The woman said to the kid, “Hungry?”
She pulled deer jerky and an orange from her pack and offered them.
“Wouldn’t mind some hot soup,” the kid said.
“No fires,” the tall man told him.
“He won’t be here for a long time,” the kid said.
“The smoke would be visible for miles. And the smell would carry, too,” the tall man said.
The kid laughed. “Think there’s anybody besides us way the hell out here this time of year?”
“Out here, you never know. Enjoy your jerky and orange.”
The tall man walked away, studying the whole of the lake below. The wall fell off in a vertical cliff face, a tall palisade several hundred yards long. A few aspen had taken root and clung miraculously to the hard, bare rock, but they didn’t obscure the view. There was nowhere on the lake that wasn’t visible from that vantage. The woman followed him.

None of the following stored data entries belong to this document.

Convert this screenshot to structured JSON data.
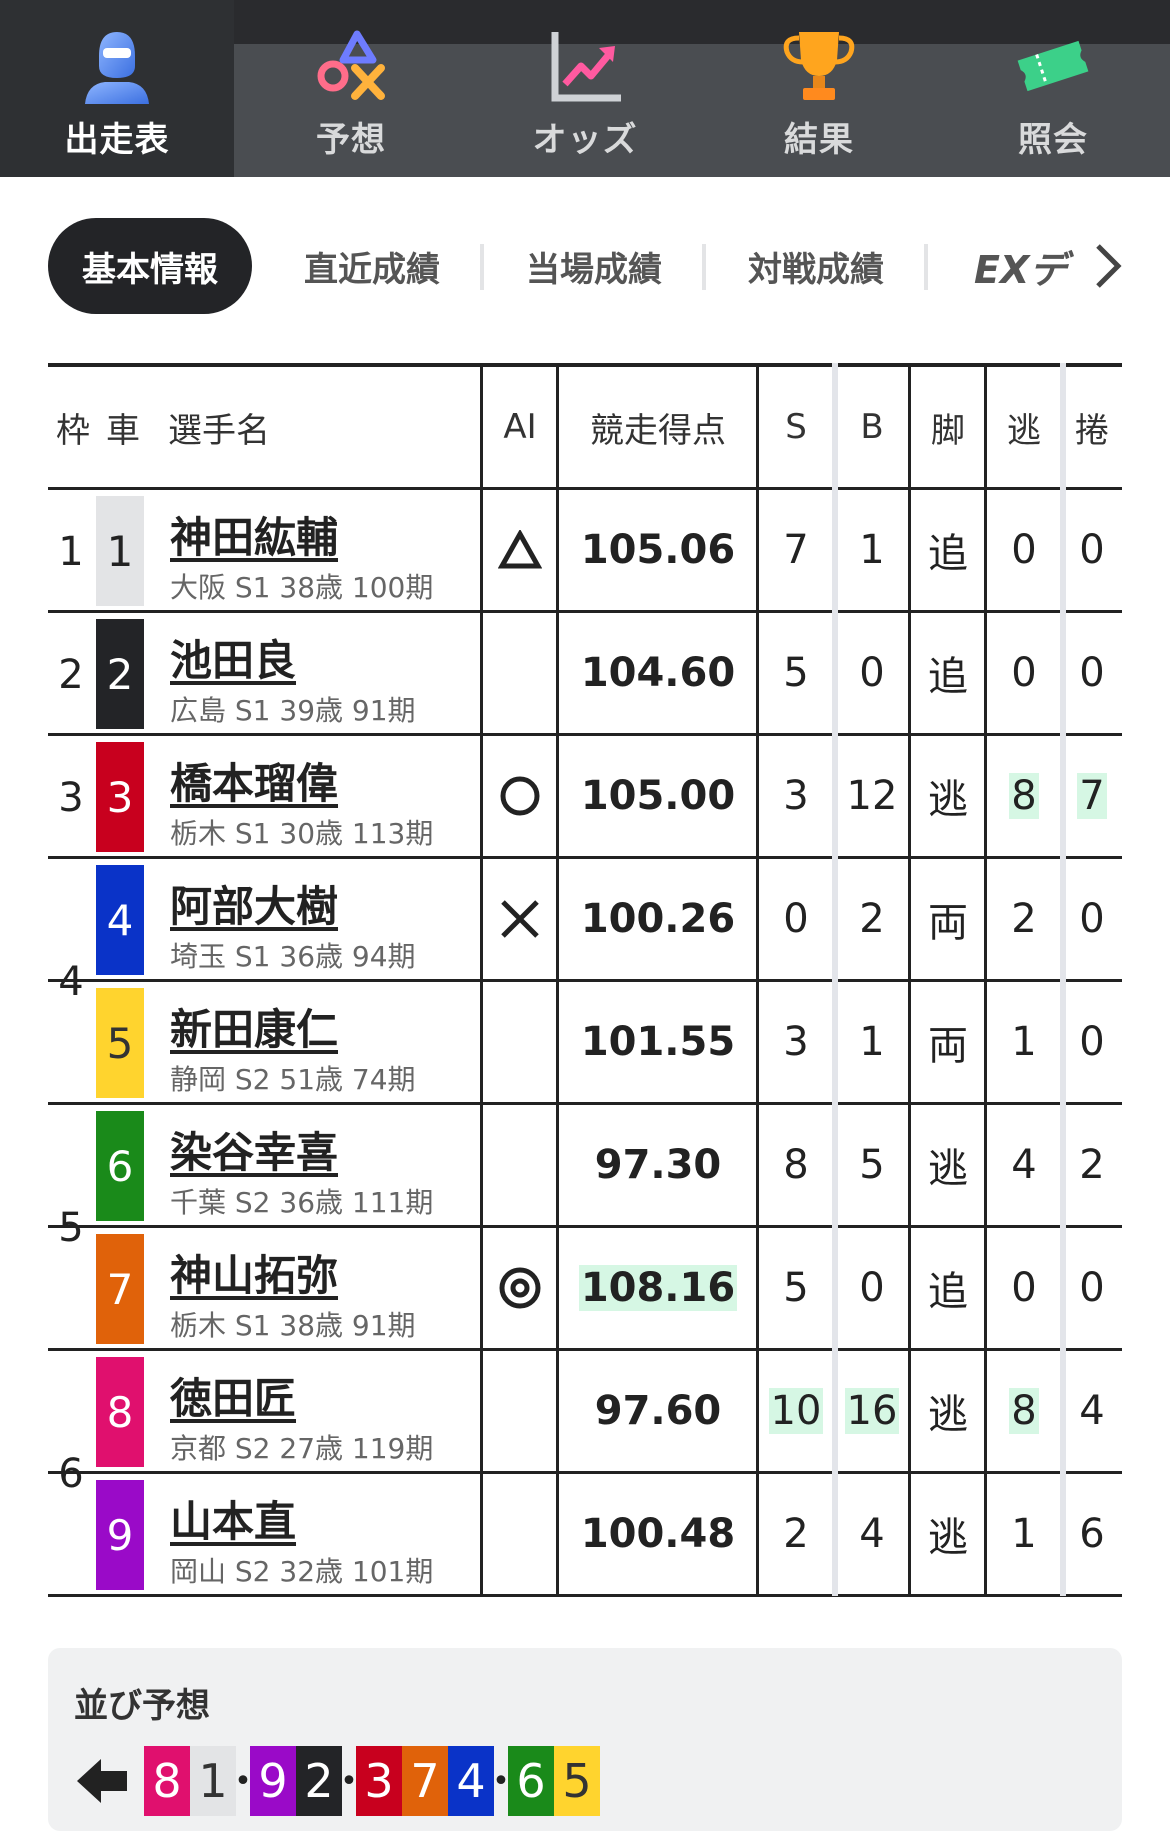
{
  "nav": {
    "items": [
      {
        "label": "出走表",
        "icon": "person-icon",
        "active": true
      },
      {
        "label": "予想",
        "icon": "symbols-icon",
        "active": false
      },
      {
        "label": "オッズ",
        "icon": "chart-icon",
        "active": false
      },
      {
        "label": "結果",
        "icon": "trophy-icon",
        "active": false
      },
      {
        "label": "照会",
        "icon": "ticket-icon",
        "active": false
      }
    ]
  },
  "subtabs": {
    "active": "基本情報",
    "items": [
      "直近成績",
      "当場成績",
      "対戦成績"
    ],
    "more": "EXデ"
  },
  "table": {
    "headers": {
      "waku": "枠",
      "car": "車",
      "name": "選手名",
      "ai": "AI",
      "score": "競走得点",
      "s": "S",
      "b": "B",
      "leg": "脚",
      "nige": "逃",
      "makuri": "捲"
    },
    "wakus": [
      {
        "label": "1"
      },
      {
        "label": "2"
      },
      {
        "label": "3"
      },
      {
        "label": "4"
      },
      {
        "label": "5"
      },
      {
        "label": "6"
      }
    ],
    "rows": [
      {
        "car": "1",
        "name": "神田紘輔",
        "sub": "大阪 S1 38歳 100期",
        "ai": "△",
        "score": "105.06",
        "s": "7",
        "b": "1",
        "leg": "追",
        "nige": "0",
        "makuri": "0"
      },
      {
        "car": "2",
        "name": "池田良",
        "sub": "広島 S1 39歳 91期",
        "ai": "",
        "score": "104.60",
        "s": "5",
        "b": "0",
        "leg": "追",
        "nige": "0",
        "makuri": "0"
      },
      {
        "car": "3",
        "name": "橋本瑠偉",
        "sub": "栃木 S1 30歳 113期",
        "ai": "○",
        "score": "105.00",
        "s": "3",
        "b": "12",
        "leg": "逃",
        "nige": "8",
        "makuri": "7"
      },
      {
        "car": "4",
        "name": "阿部大樹",
        "sub": "埼玉 S1 36歳 94期",
        "ai": "✕",
        "score": "100.26",
        "s": "0",
        "b": "2",
        "leg": "両",
        "nige": "2",
        "makuri": "0"
      },
      {
        "car": "5",
        "name": "新田康仁",
        "sub": "静岡 S2 51歳 74期",
        "ai": "",
        "score": "101.55",
        "s": "3",
        "b": "1",
        "leg": "両",
        "nige": "1",
        "makuri": "0"
      },
      {
        "car": "6",
        "name": "染谷幸喜",
        "sub": "千葉 S2 36歳 111期",
        "ai": "",
        "score": "97.30",
        "s": "8",
        "b": "5",
        "leg": "逃",
        "nige": "4",
        "makuri": "2"
      },
      {
        "car": "7",
        "name": "神山拓弥",
        "sub": "栃木 S1 38歳 91期",
        "ai": "◎",
        "score": "108.16",
        "s": "5",
        "b": "0",
        "leg": "追",
        "nige": "0",
        "makuri": "0"
      },
      {
        "car": "8",
        "name": "徳田匠",
        "sub": "京都 S2 27歳 119期",
        "ai": "",
        "score": "97.60",
        "s": "10",
        "b": "16",
        "leg": "逃",
        "nige": "8",
        "makuri": "4"
      },
      {
        "car": "9",
        "name": "山本直",
        "sub": "岡山 S2 32歳 101期",
        "ai": "",
        "score": "100.48",
        "s": "2",
        "b": "4",
        "leg": "逃",
        "nige": "1",
        "makuri": "6"
      }
    ]
  },
  "prediction": {
    "title": "並び予想",
    "sequence": [
      "8",
      "1",
      "9",
      "2",
      "3",
      "7",
      "4",
      "6",
      "5"
    ],
    "dot": "•"
  },
  "colors": {
    "car1": "#e3e4e6",
    "car2": "#232427",
    "car3": "#c8001e",
    "car4": "#0a33c8",
    "car5": "#ffd42e",
    "car6": "#1a8a1a",
    "car7": "#e0620a",
    "car8": "#e0106e",
    "car9": "#9a0ac8",
    "highlight": "#d6f7e4"
  }
}
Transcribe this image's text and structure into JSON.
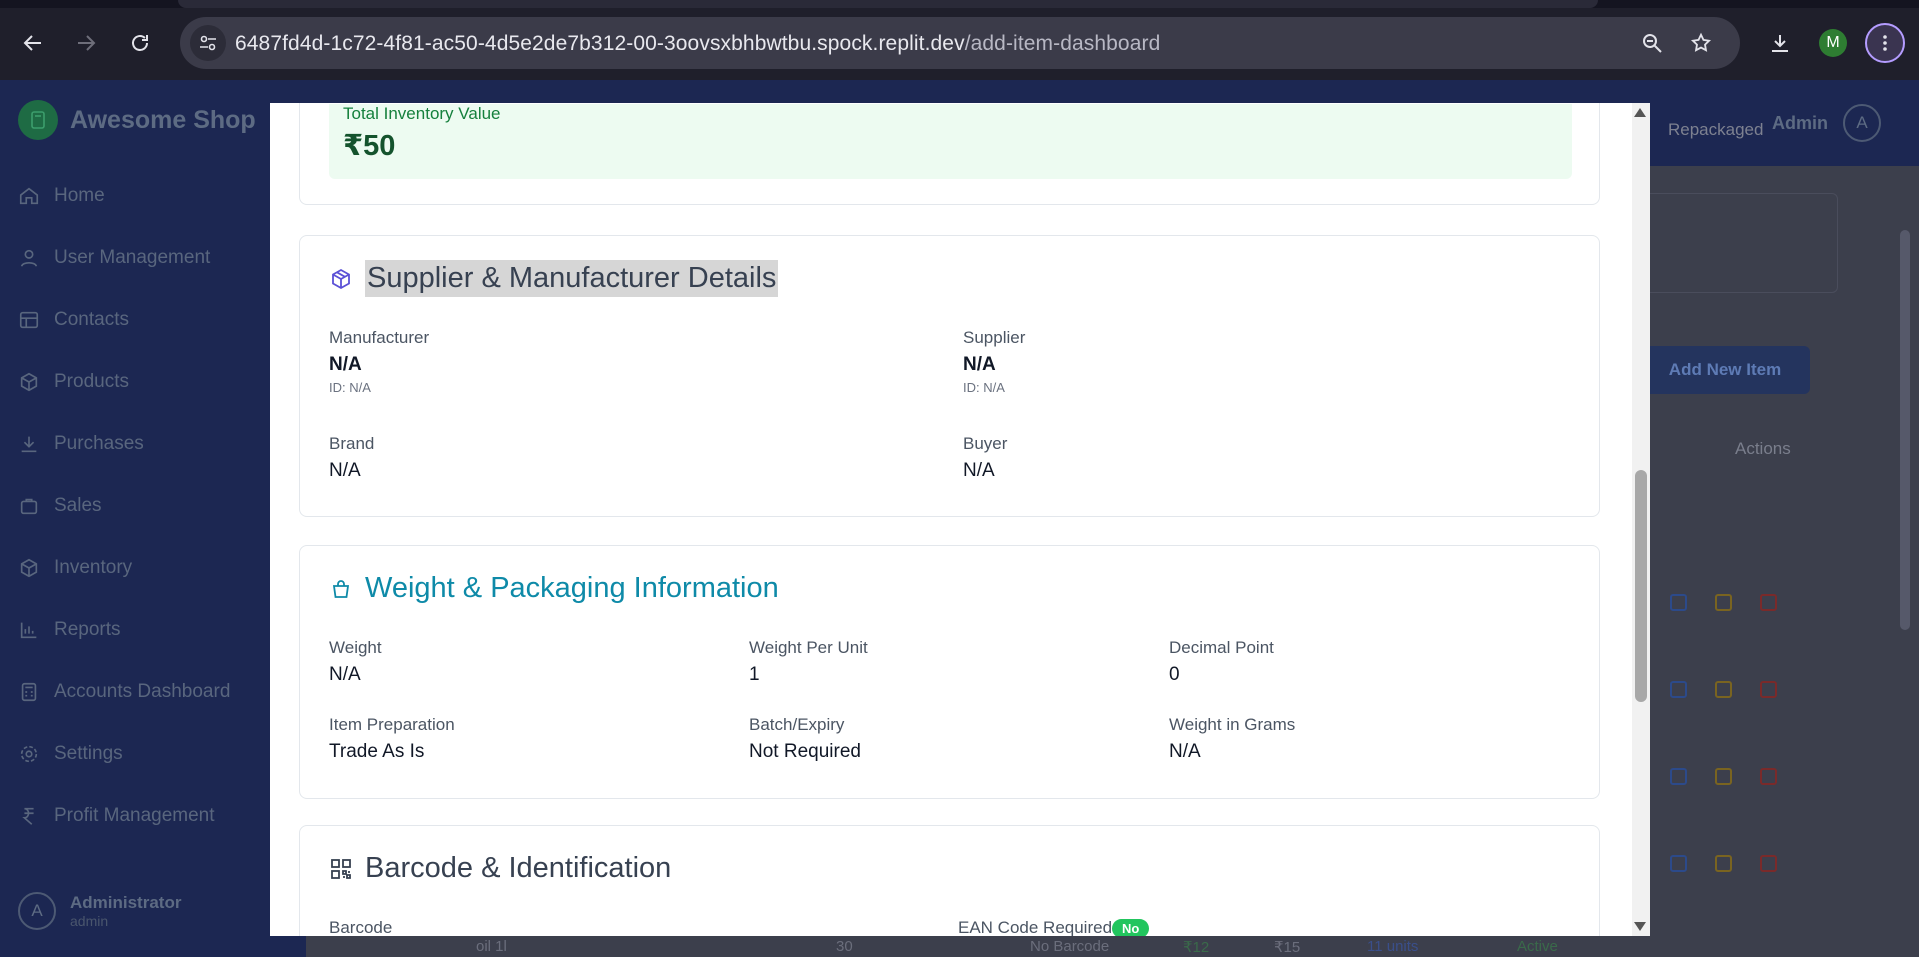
{
  "browser": {
    "url_host": "6487fd4d-1c72-4f81-ac50-4d5e2de7b312-00-3oovsxbhbwtbu.spock.replit.dev",
    "url_path": "/add-item-dashboard",
    "profile_initial": "M"
  },
  "app": {
    "brand": "Awesome Shop",
    "nav": [
      {
        "label": "Home",
        "icon": "home-icon"
      },
      {
        "label": "User Management",
        "icon": "user-icon"
      },
      {
        "label": "Contacts",
        "icon": "contacts-icon"
      },
      {
        "label": "Products",
        "icon": "box-icon"
      },
      {
        "label": "Purchases",
        "icon": "download-icon"
      },
      {
        "label": "Sales",
        "icon": "bag-icon"
      },
      {
        "label": "Inventory",
        "icon": "box-icon"
      },
      {
        "label": "Reports",
        "icon": "chart-icon"
      },
      {
        "label": "Accounts Dashboard",
        "icon": "calculator-icon"
      },
      {
        "label": "Settings",
        "icon": "gear-icon"
      },
      {
        "label": "Profit Management",
        "icon": "rupee-icon"
      }
    ],
    "user": {
      "name": "Administrator",
      "role": "admin",
      "initial": "A"
    },
    "topbar": {
      "admin_label": "Admin",
      "admin_initial": "A"
    },
    "background": {
      "tab_repackaged": "Repackaged",
      "add_new_item": "Add New Item",
      "actions_header": "Actions",
      "row_partial": {
        "name": "oil 1l",
        "qty": "30",
        "barcode": "No Barcode",
        "mrp": "₹12",
        "price": "₹15",
        "stock": "11 units",
        "status": "Active"
      }
    }
  },
  "modal": {
    "total_inventory": {
      "label": "Total Inventory Value",
      "value": "₹50"
    },
    "supplier_section": {
      "title": "Supplier & Manufacturer Details",
      "manufacturer": {
        "label": "Manufacturer",
        "value": "N/A",
        "id": "ID: N/A"
      },
      "supplier": {
        "label": "Supplier",
        "value": "N/A",
        "id": "ID: N/A"
      },
      "brand": {
        "label": "Brand",
        "value": "N/A"
      },
      "buyer": {
        "label": "Buyer",
        "value": "N/A"
      }
    },
    "weight_section": {
      "title": "Weight & Packaging Information",
      "weight": {
        "label": "Weight",
        "value": "N/A"
      },
      "weight_per_unit": {
        "label": "Weight Per Unit",
        "value": "1"
      },
      "decimal_point": {
        "label": "Decimal Point",
        "value": "0"
      },
      "item_preparation": {
        "label": "Item Preparation",
        "value": "Trade As Is"
      },
      "batch_expiry": {
        "label": "Batch/Expiry",
        "value": "Not Required"
      },
      "weight_in_grams": {
        "label": "Weight in Grams",
        "value": "N/A"
      }
    },
    "barcode_section": {
      "title": "Barcode & Identification",
      "barcode_label": "Barcode",
      "ean_label": "EAN Code Required",
      "ean_value": "No"
    }
  },
  "colors": {
    "teal_title": "#0e8aa8",
    "green_value": "#14532d",
    "sidebar_bg": "#1c2752"
  }
}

“He’s too young,” she said with a note of gall. “I told you.”
“He’s strong in the right ways. And a far better shot than me or you, if it comes to that.”
He looked back at the kid, who’d already eaten his jerky and was peeling the orange while intently studying the place along the shoreline where the trees opened onto the portage. The woman was right. He was young. Seventeen. He’d never killed a man, but that’s what he was there for. To do this thing, if necessary.
“When the time comes,” the tall man said, “if he has to do it, he’ll be fine.” He turned from the woman and rejoined the others.
The man with the formless nose said, “Sat phone’s a problem. These clouds.”
“Did you get through?”
“Only enough to say we made it. Then I lost the signal.”
The kid sat on a rock and cradled his rifle in his lap. He leaned forward and looked at the lake, the trees, the shoreline, the place where the man would come.
“Does he have a name?” the kid asked.
“What difference does it make?” the woman said.
“I don’t know. Just wondered.”
“Everyone has a name,” the woman said.
“So what’s his?”
“Probably better you don’t know. That way, he’s just a target.”
The tall man said, “His name’s O’Connor. Cork O’Connor.”
The kid lifted his rifle, sighted at the shoreline.
Behind him, the woman whispered, “Bang.”